Expression of alaE and dadA.

The ability of amino acid supplements to trigger induction of alaE and dadA genes was determined using translational lacZ fusions. Fusions of lacZ to alaE and dadA were made as described (Ellermeier et al., 2002) using the pCE40 vector. JW2645 and JW1178 strains from the Keio collection were used as the sources of the original gene deletions, which were transduced to SJ130, a ΔlacZ derivative of MG1655. The original kan^r cassettes then were eliminated using pCP20 plasmid (Datsenko & Wanner, 2000), then the corresponding pCP20-containing strain was transformed by pCE40 plasmid. Kan-resistant colonies were tested on LB plates using X-gal, and the correct insertion was confirmed by PCR.
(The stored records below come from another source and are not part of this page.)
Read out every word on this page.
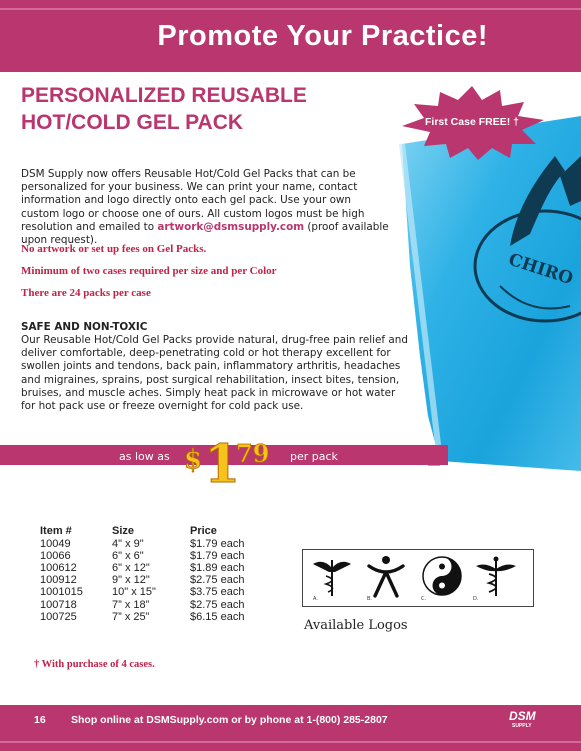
Promote Your Practice!
CHIRO
First Case FREE! †
PERSONALIZED REUSABLE HOT/COLD GEL PACK

DSM Supply now offers Reusable Hot/Cold Gel Packs that can be personalized for your business. We can print your name, contact information and logo directly onto each gel pack. Use your own custom logo or choose one of ours. All custom logos must be high resolution and emailed to artwork@dsmsupply.com (proof available upon request).

No artwork or set up fees on Gel Packs.

Minimum of two cases required per size and per Color

There are 24 packs per case

SAFE AND NON-TOXIC

Our Reusable Hot/Cold Gel Packs provide natural, drug-free pain relief and deliver comfortable, deep-penetrating cold or hot therapy excellent for swollen joints and tendons, back pain, inflammatory arthritis, headaches and migraines, sprains, post surgical rehabilitation, insect bites, tension, bruises, and muscle aches. Simply heat pack in microwave or hot water for hot pack use or freeze overnight for cold pack use.

as low as $ 1
79 per pack
Item #	Size	Price
10049	4" x 9"	$1.79 each
10066	6" x 6"	$1.79 each
100612	6" x 12"	$1.89 each
100912	9" x 12"	$2.75 each
1001015	10" x 15"	$3.75 each
100718	7” x 18”	$2.75 each
100725	7” x 25”	$6.15 each
A.	B.	C.	D.
Available Logos
† With purchase of 4 cases.
16 Shop online at DSMSupply.com or by phone at 1-(800) 285-2807	DSM
SUPPLY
To test induction of the lacZ fusion, 35 ml of cells were grown in minimal A glucose medium to 0.1 OD, and either 0.2 mM or 6 mM of the tested amino acid was then added. Because of their toxicity, norvaline was added at 1 mM and cysteine at 0.6 mM. In experiments that tested gene induction by cystine and cysteine, 0.05 mM isoleucine was included in the growth medium to circumvent growth inhibition. Norleucine was added at 12 mM because of its apparently poor transport. Dipeptides were added at 0.2 mM and 0.4 mM concentrations; however, in all cases no difference in effect between these concentrations was noticed. After the additions cells were incubated for 60 minutes and then collected by centrifugation. Cells were lysed by French press, and lysates were spun for 10 min at 13000 G to get rid of the debris. B-galactosidase activity was measured using the ONPG-based method (Miller, 1972): 0.1 ml of lysate was added to 1 ml of 100 mM KPi buffer (pH 7.1), and the reaction was started by addition of 0.2 mL of ONPG solution in the same buffer (8 mg/ml). Absorbance was monitored at 420 nm for 10 minutes. Total protein was measured using a Coomassie blue reagent (Protein Assay Reagent) from Thermo-Fisher.

Statistics.

Error bars represent the standard error of the mean from triplicate biological samples. * P < 0.05; ** P < 0.01; *** P < 0.001.